日経夕刊に「人間発見」の連載があり、今回はキリン社長の磯崎功典さんである。この頃は自分と同年生まれの人が、この種の記事にも出てくるようになって、それぞれの人のライフコースを見ながら自分自身を振り返っている。

「修羅場は望むところ」という連載タイトルなくらいだから、磯崎さんは一目置かれる優秀な人に違いない。コーネル大学に2年間留学した後、さらに「卒業後に実務を経験したいと会社に無理を言って、一年間ホテルで働きました」とある。

「えっ!、そんなのありなの?」と私は思った。周りから身勝手と思える本業と一見関係のなさそうな分野への留学を給料をもらいながら、さらにその後のエゴを主張し、それが許容されたということに驚きを隠せない。
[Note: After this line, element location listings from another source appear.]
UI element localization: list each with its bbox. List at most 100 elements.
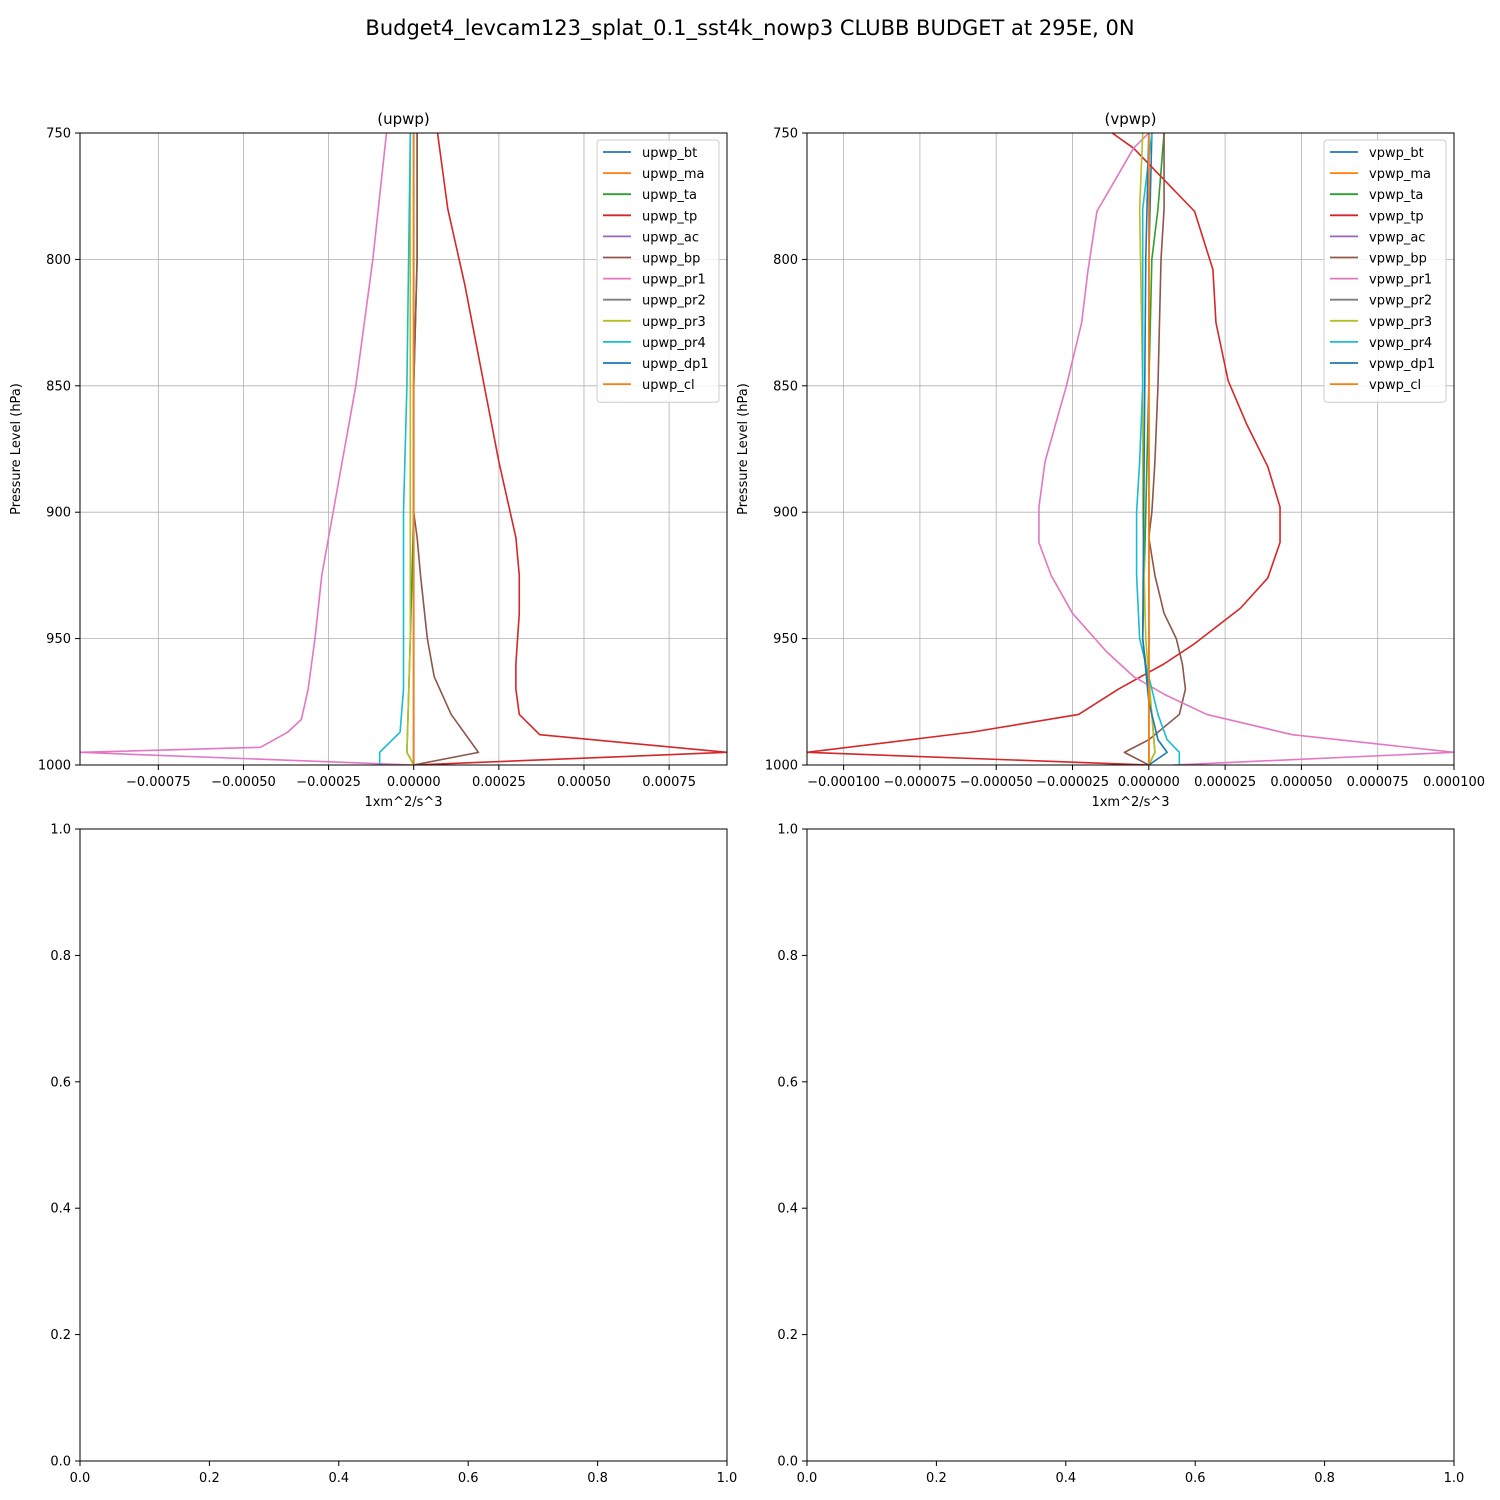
x-tick-label: −0.00075 <box>126 775 191 790</box>
axes-frame <box>79 132 728 766</box>
legend-label-upwp_ac: upwp_ac <box>642 230 699 245</box>
y-tick-label: 750 <box>773 127 798 142</box>
x-tick-label: 0.00050 <box>557 775 611 790</box>
chart-panel-3: 0.0 0.2 0.4 0.6 0.8 1.0 0.0 0.2 0.4 0.6 0.8 1.0 <box>50 823 737 1487</box>
x-tick-label: −0.000075 <box>883 775 956 790</box>
x-tick-label: 0.00025 <box>472 775 526 790</box>
y-axis-label: Pressure Level (hPa) <box>9 383 24 515</box>
y-tick-label: 0.8 <box>50 949 71 964</box>
y-tick-label: 0.6 <box>777 1075 798 1090</box>
y-tick-label: 0.8 <box>777 949 798 964</box>
axes-frame <box>806 132 1455 766</box>
x-tick-label: 0.4 <box>1055 1471 1076 1486</box>
y-tick-label: 950 <box>46 632 71 647</box>
legend: vpwp_bt vpwp_ma vpwp_ta vpwp_tp vpwp_ac vpwp_… <box>1323 139 1447 403</box>
y-tick-label: 900 <box>46 506 71 521</box>
y-tick-label: 0.4 <box>777 1202 798 1217</box>
y-tick-label: 0.2 <box>50 1328 71 1343</box>
legend-box <box>1323 139 1447 403</box>
axes-frame <box>79 828 728 1462</box>
axes-frame <box>806 828 1455 1462</box>
y-tick-label: 950 <box>773 632 798 647</box>
x-tick-label: 0.2 <box>926 1471 947 1486</box>
series-line-upwp_pr4 <box>378 133 412 765</box>
legend-label-vpwp_pr4: vpwp_pr4 <box>1369 336 1432 351</box>
x-tick-label: 0.0 <box>797 1471 818 1486</box>
y-tick-label: 1.0 <box>777 823 798 838</box>
legend-label-vpwp_pr1: vpwp_pr1 <box>1369 273 1432 288</box>
series-line-upwp_pr3 <box>406 133 415 765</box>
legend-label-upwp_pr1: upwp_pr1 <box>642 273 706 288</box>
x-tick-label: 0.2 <box>199 1471 220 1486</box>
x-tick-label: 0.000075 <box>1347 775 1409 790</box>
series-line-vpwp_bp <box>1123 133 1187 765</box>
x-tick-label: 0.8 <box>1314 1471 1335 1486</box>
legend-label-upwp_cl: upwp_cl <box>642 378 695 393</box>
legend-label-vpwp_ma: vpwp_ma <box>1369 167 1431 182</box>
y-tick-label: 0.6 <box>50 1075 71 1090</box>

でも、そういう幸運な人は人はいるよなと思う(私の師の一人のN教授もそう見えた)。なぜ、そのようなことが許されるのだろうか?。キリンのような余裕のある日本の大手企業、あるいは官庁などは、そのような制度があると共に、懐が深い人材養成をしているのかもしれないと思った。それは組織文化とも関係するだろうが、日本的人事管理で長期的な人材養成を心がけているのだろう。それは入社した会社の環境によるので、ある意味では運であるかもしれない。
同様に影響しそうなのは、上司に恵まれた人で、また上司から可愛がられる人であろう。彼の場合は、上司から「いっぺん勉強したらどうだ」と留学を勧められたり、留学先の先生からのアドバイスも、ホテルでのオーナーからの言葉からも垣間みられる。私の想像だが、会社にとって、手放したくないような飛び抜けた、いわば若い頃から将来の社長候補の一人としてリストされていた人だったのだと推測する。

私自身を振り返ると、上司(父親も含めて)のような存在は、(ある意味では)敵で、いつも斜に構えていたから何度も損をしてきた。それはさておき、今の時代においても親の介護や子育てとかの休職で、組織との駆け引き的なことに直面することはあるだろう。そこで如何に華麗に自己主張を通すことができるかは、サラリーマンの主要テーマの一つであろうと思う。ここでの教訓は、並以上にできる程度では難しく、飛び抜けて優秀な人の場合のみ有効なのだろうと私は理解した。サラリーマンに一般論として言えることは、会社の環境と自分の能力と相談して自己主張をどの程度に留めるかの判断が必要になる。

 

*** 赤のベゴニアのはずだが、成長が遅い。
昨年夏は枯らしているので、夏の暑さに持つかどうかが微妙だが、咲けば素晴らしくなる。奥はカレックス。